After he was taken into custody, Gray told police that he spent the night at the house of his his best friend, Mel Gonzales.

But police were convinced that Gray left Gonzales' house, went to a nearby gas station, filled up a milk jug with gasoline, then went to the house where Paris lived and set the back stairs on fire. After hours of interrogation, Gray eventually agreed to confess and signed a transcript with this narrative of the incident.

At trial, his confession was read into evidence. Paris testified against him, claiming that the day before the fire Gray had told her to watch her back.

But when police presented their evidence, two investigators testified that they found no gasoline in the debris — calling into question the state’s theory that Gray set the fire with a milk jug filled with gas.

Despite the lack of gasoline at the scene, investigators said that they ruled the case an arson based largely on finding charred wood with shiny, scaly blisters — commonly referred to as “alligator charring” — at the scene. This was proof, they said, that an accelerant was used. That, along with this confession and other testimony, was enough to convict Gray.

Gray’s efforts to appeal his case proved hopeless for years. Then in 2010, attorneys from Chicago-based firm Jenner & Block took up his case and brought in three leading experts in the field of fire science: John Lentini, Denny Smith, and Gerald Hurst.

They examined dozens of photographs, chemical tests from the debris and milk jug, police reports, and testimony from the trial. Hurst said during his deposition that he put in 100 to 200 hours looking at the photos alone.

In a report, the experts said that the claim that a liquid accelerant was present based on alligator charring was “speculative and not supported by any evidence or scientific research.” Smith wrote that after investigators failed to find gasoline at the scene, they relied on an “absence of evidence” and the elimination of other accidental causes, such as electrical. He called the methodology “unacceptable, unethical, and improper.”

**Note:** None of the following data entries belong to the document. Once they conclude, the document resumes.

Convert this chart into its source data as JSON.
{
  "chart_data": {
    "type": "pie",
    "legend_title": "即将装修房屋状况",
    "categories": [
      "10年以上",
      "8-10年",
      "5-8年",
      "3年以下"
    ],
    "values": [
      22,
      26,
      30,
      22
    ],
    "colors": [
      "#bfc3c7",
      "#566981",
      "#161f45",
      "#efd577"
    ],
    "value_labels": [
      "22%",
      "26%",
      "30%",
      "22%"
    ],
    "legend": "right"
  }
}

Debris inside the house showing "alligator charring"

On Smith's report, Petrone wrote: "It is not of such conclusive character that it would probably change the result upon a retrial, especially when compared to all the other evidence in this case."

The judge wrote that Smith and the other experts' critique of the fire investigators "at best" impeaches them as witnesses.

"However, proof of actual innocence is not satisfied with impeachment," the judge wrote. "Evidence which merely has the effect of impeaching, discrediting or contradicting a witness does not afford a basis for a new trial."

The judge went on to say that evidence shows Gray had motive to kill Paris, who he was clearly angry and jealous of, calling her his unrequited love.

On the argument that his confession was coerced, she says that this theory was available to him at the time of his first trial and therefore did not merit re-trying the case.

Petrone also concluded that the affidavits of several witnesses recanting their testimony — including one from Paris stating she “had no factual knowledge to support the accusation and repeated coercion from the police” that led her to implicate Gray — were unreliable.

"Both the prosecutors and we agree that Mr. Gray was convicted of arson on the basis of evidence which arson experts now know was unscientific and unreliable. The prosecutors agree that Mr. Gray should be given a new trial," Terri Mascherin, the attorney for Gray, told BuzzFeed News on Monday after learning Petrone's decision.

"We believe the judge misapplied the law in denying the joint request for a new trial, and we are considering the possible options for appealing her decision."